The problem in FBMC systems is the complexity of the equalizer techniques, which considered an open issue and high complexity compared with these in CP-OFDM since CP is not used to reduce ISI, so one tap equalizer per subchannel is not sufficient for high frequency selective channels (Marijanovic, Schwarz, & Rupp, 2016). For equalization problem an efficient linear Minimum Mean Square Error (MMSE) per-subcarrier equalizer has been proposed in (Viholainen, Bellanger, & Huchard, 2009), which takes into account intercarrier interference (ICI) coming from adjacent subchannels. The performance of this equalizer has been enhanced in (Ikhlef & Louveaux, 2009) by adding second stage which takes into account the decisions on the received symbols at the output of the first stage to remove the term corresponding to ICI from the received signal for each subchannel.
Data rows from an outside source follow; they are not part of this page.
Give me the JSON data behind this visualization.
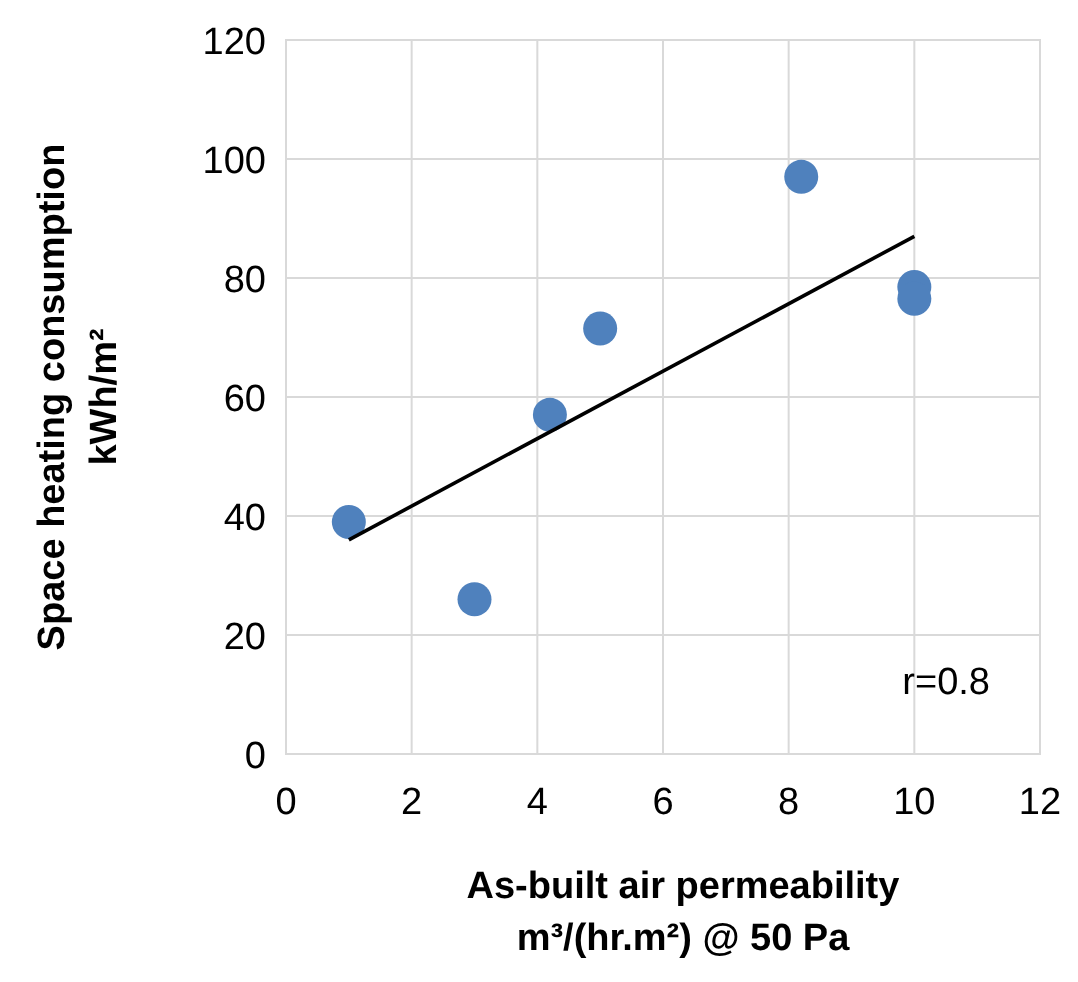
{
  "chart_data": {
    "type": "scatter",
    "xlabel": "As-built air permeability\nm³/(hr.m²) @ 50 Pa",
    "ylabel": "Space heating consumption\nkWh/m²",
    "series": [
      {
        "color": "#4f81bd",
        "x": [
          1,
          3,
          4.2,
          5,
          8.2,
          10,
          10
        ],
        "values": [
          39,
          26,
          57,
          71.5,
          97,
          78.5,
          76.5
        ],
        "marker": "circle"
      },
      {
        "type": "line",
        "color": "#000000",
        "x": [
          1,
          10
        ],
        "values": [
          36,
          87
        ]
      }
    ],
    "xlim": [
      0,
      12
    ],
    "xticks": [
      0,
      2,
      4,
      6,
      8,
      10,
      12
    ],
    "ylim": [
      0,
      120
    ],
    "yticks": [
      0,
      20,
      40,
      60,
      80,
      100,
      120
    ],
    "grid": true,
    "annotations": [
      "r=0.8"
    ]
  }
}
There is some research to improve the performance of FBMC/OQAM systems as in (Aoude, Vallet, & Nedic, 2012), which an iterative interference cancellation has been proposed for the bit-interleaved coded OFDM/OQAM system. This approach used a Soft Input–Soft Output (SISO) decoder which is put in Turbo-like mode. The iterative algorithms are based on soft successive interference cancellation using message passing on bipartite graphs. However, the soft interference cancellation is performed by removing the causality constraint which leads to a large delay in practical implementations. In (Koslowski & Jondral, 2014) the steps towards a turbo equalizer enabled FBMC receiver have been outlined. However, no practical implementation has been proposed.
All the existed solutions are not sufficient and cannot provide an effective solution to the problem of performance degradation in FBMC systems in high frequency selective channels, and as we will see in this paper, this problem is mainly coming from the adjacent subchannels and symbols interference, so the iterative equalizing is the candidate solution to reduce these interferences.
As a result, we can say that the weak point in FBMC systems is an equalizer, so we tend to study this problem in our research by using turbo equalize. Turbo equalizer is existed and used in OFDM receiver, where every two successive symbols are separated by CP, so the turbo processing can be applied on each symbol separately. the same processing cannot be directly used with FBMC, due to each symbol expands into many adjacent symbols and the interference in each subchannel comes from the adjacent subchannels, so real-time turbo processing for FBMC is studied in this paper, and the design of turbo method is reconstructed to be relevance to FBMC/OQAM systems.